Ecco allora che anche per Vercelli una grande e unica opportunità sarà offerta dall’Expo di Milano del 2015. Vercelli che gode di una posizione strategica così favorevole, a metà strada fra Milano e Torino. La sfida, però, è di comunicare e ragionare in termini di area metropolitana allargata (indicata con l’acronimo “MITO”) dove le città sono parte di un unico territorio, senza perdere identità e proprie peculiarità. Vercelli ha una storia unica, testimoniata da un ampio patrimonio artistico (la basilica in stile gotico-romanico del Sant’Andrea, il prezioso museo del tesoro del Duomo, la tradizione musicale del concorso Viotti, il museo Borgogna che è la seconda pinacoteca del Piemonte, ecc.) e anche da un punto di vista culturale ha saputo ritrovare un certo fervore. La seconda mostra permanente, dedicata ai maestri della pittura americana della prima metà del Novecento (e in particolare a Pollock), inaugurata lo scorso 20 novembre e organizzata in collaborazione con la fondazione Guggenheim, ne è la prova più evidente.
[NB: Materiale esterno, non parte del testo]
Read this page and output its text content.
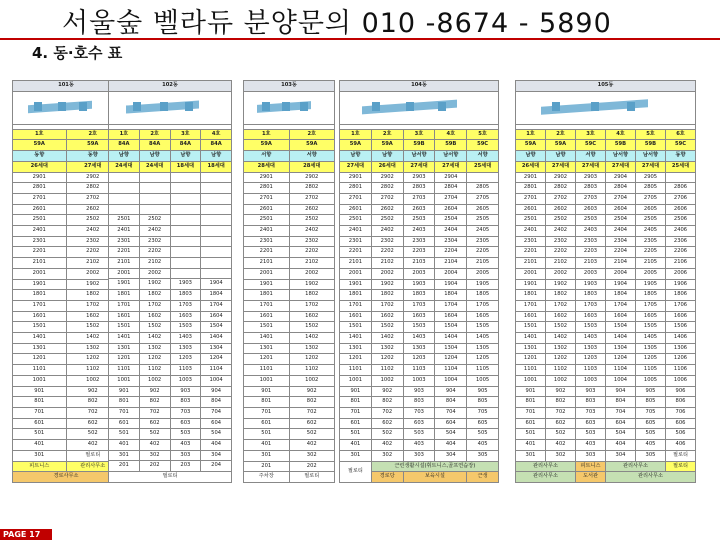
서울숲 벨라듀 분양문의 010 -8674 - 5890
4. 동·호수 표
101동	

1호	2호
59A	59A
동향	동향
26세대	27세대
2901	2902
2801	2802
2701	2702
2601	2602
2501	2502
2401	2402
2301	2302
2201	2202
2101	2102
2001	2002
1901	1902
1801	1802
1701	1702
1601	1602
1501	1502
1401	1402
1301	1302
1201	1202
1101	1102
1001	1002
901	902
801	802
701	702
601	602
501	502
401	402
301	필로티
피트니스	관리사무소
경로사무소	
102동			

1호	2호	3호	4호
84A	84A	84A	84A
남향	남향	남향	남향
24세대	24세대	18세대	18세대

2501	2502		
2401	2402		
2301	2302		
2201	2202		
2101	2102		
2001	2002		
1901	1902	1903	1904
1801	1802	1803	1804
1701	1702	1703	1704
1601	1602	1603	1604
1501	1502	1503	1504
1401	1402	1403	1404
1301	1302	1303	1304
1201	1202	1203	1204
1101	1102	1103	1104
1001	1002	1003	1004
901	902	903	904
801	802	803	804
701	702	703	704
601	602	603	604
501	502	503	504
401	402	403	404
301	302	303	304
201	202	203	204
필로티			
103동	

1호	2호
59A	59A
서향	서향
28세대	28세대
2901	2902
2801	2802
2701	2702
2601	2602
2501	2502
2401	2402
2301	2302
2201	2202
2101	2102
2001	2002
1901	1902
1801	1802
1701	1702
1601	1602
1501	1502
1401	1402
1301	1302
1201	1202
1101	1102
1001	1002
901	902
801	802
701	702
601	602
501	502
401	402
301	302
201	202
주차장	필로티
104동				

1호	2호	3호	4호	5호
59A	59A	59B	59B	59C
남향	남향	남서향	남서향	서향
27세대	26세대	27세대	27세대	25세대
2901	2902	2903	2904	
2801	2802	2803	2804	2805
2701	2702	2703	2704	2705
2601	2602	2603	2604	2605
2501	2502	2503	2504	2505
2401	2402	2403	2404	2405
2301	2302	2303	2304	2305
2201	2202	2203	2204	2205
2101	2102	2103	2104	2105
2001	2002	2003	2004	2005
1901	1902	1903	1904	1905
1801	1802	1803	1804	1805
1701	1702	1703	1704	1705
1601	1602	1603	1604	1605
1501	1502	1503	1504	1505
1401	1402	1403	1404	1405
1301	1302	1303	1304	1305
1201	1202	1203	1204	1205
1101	1102	1103	1104	1105
1001	1002	1003	1004	1005
901	902	903	904	905
801	802	803	804	805
701	702	703	704	705
601	602	603	604	605
501	502	503	504	505
401	402	403	404	405
301	302	303	304	305
필로티	근린생활시설(휘트니스,골프연습장)			
	경로당	보육시설		근생
105동					

1호	2호	3호	4호	5호	6호
59A	59A	59C	59B	59B	59C
남향	남향	서향	남서향	남서향	동향
26세대	27세대	27세대	27세대	27세대	25세대
2901	2902	2903	2904	2905	
2801	2802	2803	2804	2805	2806
2701	2702	2703	2704	2705	2706
2601	2602	2603	2604	2605	2606
2501	2502	2503	2504	2505	2506
2401	2402	2403	2404	2405	2406
2301	2302	2303	2304	2305	2306
2201	2202	2203	2204	2205	2206
2101	2102	2103	2104	2105	2106
2001	2002	2003	2004	2005	2006
1901	1902	1903	1904	1905	1906
1801	1802	1803	1804	1805	1806
1701	1702	1703	1704	1705	1706
1601	1602	1603	1604	1605	1606
1501	1502	1503	1504	1505	1506
1401	1402	1403	1404	1405	1406
1301	1302	1303	1304	1305	1306
1201	1202	1203	1204	1205	1206
1101	1102	1103	1104	1105	1106
1001	1002	1003	1004	1005	1006
901	902	903	904	905	906
801	802	803	804	805	806
701	702	703	704	705	706
601	602	603	604	605	606
501	502	503	504	505	506
401	402	403	404	405	406
301	302	303	304	305	필로티
관리사무소		피트니스	관리사무소		필로티
관리사무소		도서관	관리사무소		
PAGE 17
Quindi, come per Bilbao, anche per Vercelli, la presenza di uno dei massimi protagonisti del panorama culturale mondiale, dovrà fare da volano per lo sviluppo di nuove iniziative soprattutto in tema di marketing territoriale. Un’occasione per importare cultura di grande livello e al contempo valorizzare le potenzialità culturali locali; ciò che in termini economici viene chiamata “glocalizzazione” vale a dire subire la contaminazione che viene dalla globalizzazione, mantenendo forti radici nella cultura locale. Vercelli e il suo territorio, potenzialmente si trovano in una situazione ottimale per diventare una città creativa a partire dalla cultura, valorizzando il proprio patrimonio architettonico e artistico, aumentando la vivibilità, garantendo uno sviluppo controllabile dal momento che la periferia non è ancora compromessa. Serve però il coraggio di compiere scelte corrette dal punto di vista urbanistico e in tempi ragionevoli (speriamo che possano vederlo i nostri figli).